私が参加することになった軽作業班は企業の下請け作業を行っていて、当日は新たな仕事の初日。内容は商品の袋詰め作業です。まずは作業しやすいように準備を行い、役割分担をして仕事を進めていきます。 私は作業に入るまで、そういうことをすべて職員や補助で入るボランティアがやるものだと考えていましたので、「やってあげなきゃ」という気持ちでいました。しかし、そうではありませんでした。「してあげる」ではなく、仲間の自立のために自分で考えさせて、一人でできるようにするのが目的で、そうできるように促すのが職員やボランティアの役割なのだと気付きました。 実際に作業を進めていると、徐々に仲間の作業ペースが速くなっていくのがわかります。また、それに気付いて私がほめると、とても嬉しそうな顔で笑ってくれます。そのたびに私も笑顔になっていました。 みんなで協力して作業した結果、仲間の頑張りが形になってあらわれて、予定より多くの仕事を終えることができました。
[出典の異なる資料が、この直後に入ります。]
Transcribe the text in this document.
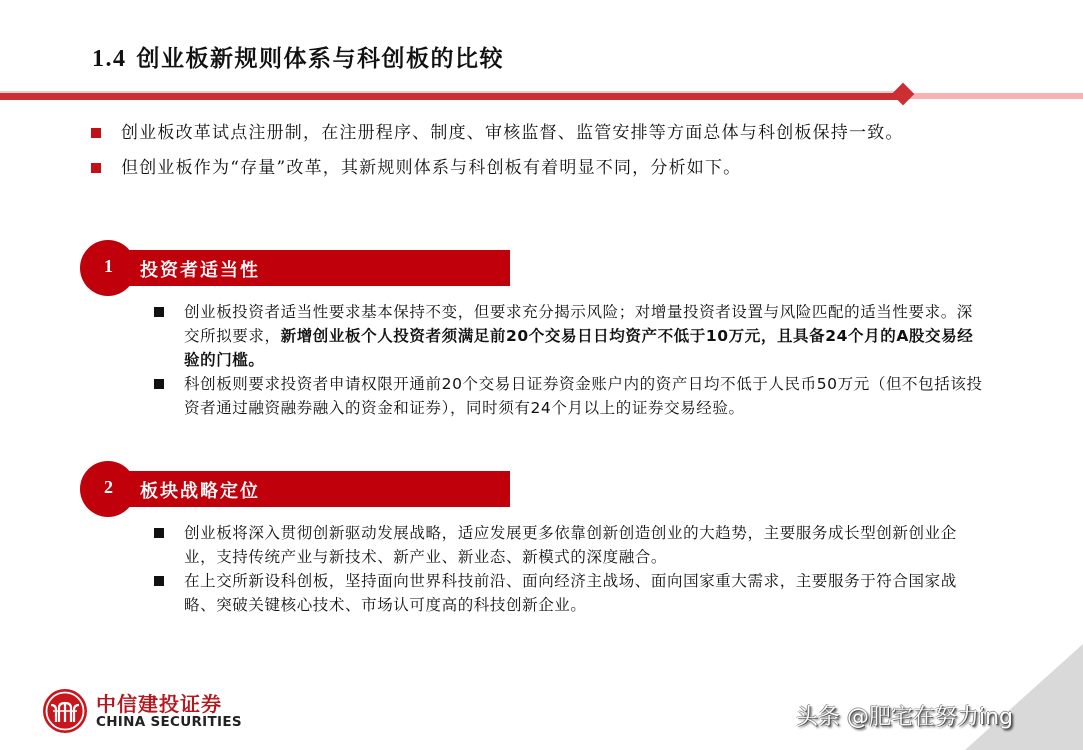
1.4 创业板新规则体系与科创板的比较
创业板改革试点注册制，在注册程序、制度、审核监督、监管安排等方面总体与科创板保持一致。
但创业板作为“存量”改革，其新规则体系与科创板有着明显不同，分析如下。
1 投资者适当性
创业板投资者适当性要求基本保持不变，但要求充分揭示风险；对增量投资者设置与风险匹配的适当性要求。深交所拟要求，新增创业板个人投资者须满足前20个交易日日均资产不低于10万元，且具备24个月的A股交易经验的门槛。
科创板则要求投资者申请权限开通前20个交易日证券资金账户内的资产日均不低于人民币50万元（但不包括该投资者通过融资融券融入的资金和证券），同时须有24个月以上的证券交易经验。
2 板块战略定位
创业板将深入贯彻创新驱动发展战略，适应发展更多依靠创新创造创业的大趋势，主要服务成长型创新创业企业，支持传统产业与新技术、新产业、新业态、新模式的深度融合。
在上交所新设科创板，坚持面向世界科技前沿、面向经济主战场、面向国家重大需求，主要服务于符合国家战略、突破关键核心技术、市场认可度高的科技创新企业。
中信建投证券
CHINA SECURITIES	头条 @肥宅在努力ing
お昼の給食を仲間みんなと一緒に食べたあと、私は仲間の作業から離れ、調理室でお弁当作りに参加しました。一緒に調理をして、いろいろ教えてくださったのは近くに住む主婦の方々でした。 お弁当作りは時間との戦いです。みなさんに時間通りに届けられるように手際よく進めなければなりません。私は材料を切ったりして、下ごしらえのお手伝いをしました。 私が下ごしらえした材料が、次々と鍋の中でおいしそうな料理へ変わっていきます。煮炊きなどの調理をしている間も休む時間はありません。片付けや、盛り付けの準備などやることはたくさんあります。 盛り付けのお弁当箱を並べていると、付箋がついているお弁当箱が目に付きました。 聞いてみると、それはその方の好き嫌いや量の調整、食べやすいように刻むなど、それぞれに合ったお弁当作りをするためのメモだとのこと。顔を見て、会話をしながら配達するからこそ、そのようなことができるのであり、この事業が地域の中で活きているのだと感じました。 出来上がったお弁当を配達する方にお渡ししてお弁当作りは終了です。 あっという間に一日が過ぎた気がしましたが、充実感や仲間・職員のみなさんの笑顔が印象に残った一日でした。
■団体紹介 【社会福祉法人 ゆたか福祉会 尾張事業本部 あかつき共同作業所】
北名古屋市鹿田西村前92
TEL:0568−25−0171 FAX:0568−25−0168
【交通手段】名鉄犬山線 西春駅から徒歩10分
30名の知的障害者の方々が働いている通所授産施設。クッキーなどの自主製品の生産や、企業の下請け作業や缶を潰すリサイクルの仕事などを通じて、障害を持った方々の自立をめざしている施設です。
■体験・文 【ボラみ隊 小林】
現場体験型研修として、ボラみみより情報局でインターンをした県職員。普段は県立学校の事務をしています。